“Mental Attitude: Obesity Can Affect a Toddler’s Brain.
This study looked at the weight of 233 kids at ages one and two and found that “non-lean” (high end of normal weight, overweight, or obese) toddlers scored lower on IQ tests at ages five and eight, especially with regards to reasoning and working memory. Lead author Dr. Nan Li notes, “On an individual level, it’s not noticeable, but on a population level, it’s a lot… A one-point shift in IQ may affect the number of students with disabilities, the number of gifted children, and eventually on a population level, it could affect economic productivity.”
Obesity, May 2018
Health Alert: Overweight Women Face Higher Cancer Risks.

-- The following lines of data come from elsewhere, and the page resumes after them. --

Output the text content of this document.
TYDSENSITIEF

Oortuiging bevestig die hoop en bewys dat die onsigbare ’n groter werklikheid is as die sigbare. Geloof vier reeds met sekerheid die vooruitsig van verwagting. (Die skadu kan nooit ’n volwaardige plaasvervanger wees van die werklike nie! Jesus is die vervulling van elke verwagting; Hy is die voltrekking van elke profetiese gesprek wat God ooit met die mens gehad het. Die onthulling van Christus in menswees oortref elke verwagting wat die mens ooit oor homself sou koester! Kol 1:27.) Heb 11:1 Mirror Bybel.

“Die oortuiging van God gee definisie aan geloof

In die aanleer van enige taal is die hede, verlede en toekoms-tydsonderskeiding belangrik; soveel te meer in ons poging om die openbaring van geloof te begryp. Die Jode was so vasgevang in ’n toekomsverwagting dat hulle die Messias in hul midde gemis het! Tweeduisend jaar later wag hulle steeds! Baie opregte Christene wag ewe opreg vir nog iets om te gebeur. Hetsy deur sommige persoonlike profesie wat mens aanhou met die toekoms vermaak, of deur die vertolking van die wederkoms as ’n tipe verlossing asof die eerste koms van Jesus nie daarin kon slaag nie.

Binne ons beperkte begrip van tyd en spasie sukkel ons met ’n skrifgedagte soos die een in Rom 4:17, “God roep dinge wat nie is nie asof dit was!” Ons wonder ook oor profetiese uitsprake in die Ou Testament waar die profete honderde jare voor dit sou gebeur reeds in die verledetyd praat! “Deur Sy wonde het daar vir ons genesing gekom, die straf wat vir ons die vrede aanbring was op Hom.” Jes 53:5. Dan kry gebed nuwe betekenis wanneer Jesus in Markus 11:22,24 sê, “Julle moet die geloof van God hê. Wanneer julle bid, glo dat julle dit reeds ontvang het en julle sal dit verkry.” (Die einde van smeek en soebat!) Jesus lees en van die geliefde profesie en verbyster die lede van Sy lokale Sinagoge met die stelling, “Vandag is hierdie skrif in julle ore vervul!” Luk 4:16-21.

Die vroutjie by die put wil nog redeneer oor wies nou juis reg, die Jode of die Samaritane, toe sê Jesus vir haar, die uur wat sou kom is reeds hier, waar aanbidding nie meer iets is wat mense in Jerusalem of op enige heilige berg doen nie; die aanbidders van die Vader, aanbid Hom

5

Putting on extra pounds during middle age can increase a woman’s cancer risk. In a new study involving more than 137,000 women, researchers observed that those who gained 22 pounds (9.97 kg) or more during the following 18 years had a 36% greater risk for developing breast cancer, a 40% elevated risk for endometrial cancer, and a 91% higher risk for being diagnosed with pancreatic cancer. Dr. Heather McMullen, the director of bariatric surgery at Northwell Health’s Syosset Hospital in Syosset, New York adds, “It is widely known that obesity increases your risk of medical conditions such as hypertension, sleep apnea and diabetes… This article highlights that obesity, as well as significant weight gain in women, increases risk of certain cancers.”
European Congress on Obesity, May 2018
Diet: Can This Help Get Kids to Try More Vegetables?
If you have difficulty getting your child to try new foods, picture books may help. In this study, researchers observed that children shown books that feature a new vegetable—peas, in this case—during a two-week period were more likely to enjoy the vegetable three months later.
Appetite, May 2018
Exercise: Lifelong Exercise Can Protect the Heart.
Making exercise a lifelong habit may slow the aging of the heart and arteries. In this study, investigators found that people over the age of 60 who had exercised at least 30 minutes two to three times per week for several years had more flexible middle-sized arteries, which supply blood to the head and neck. Furthermore, those who exercised four to five times per week had more youthful large, central arteries, which provide blood to the chest and abdomen.
The Physiological Society, May 2018
Chiropractic: Backpacks Place Strain on Schoolchildren.
Among a group of twelve male pre-teens, researchers found that when the load of a child’s backpack exceeds just 15% of their bodyweight, it results in muscular and postural changes that may increase the risk for back pain. Furthermore, the researchers observed that adjusting the backpack so that it rests between the mid back and lower back causes less discomfort than centering the weight of the bag higher or lower on the spine.
PLOS ONE, May 2018
Wellness/Prevention: Get That Tick Out!
Ticks are becoming a huge health concern in many regions of the United States due to the many diseases they can carry. Thus, it is very important to remove a tick that becomes embedded in your skin to help reduce the chances of becoming infected. To safely accomplish this, the National Institutes of Health suggests the following steps: use fine-tipped tweezers; grab the tick close to the skin and gently pull up to remove the entire tick; don’t use a home remedies, such as petroleum jelly or nail polish; after removing the tick, clean the bite area and wash your hands thoroughly; and if you develop a fever, severe headache, or a rash within weeks of removing the tick, seek medical attention.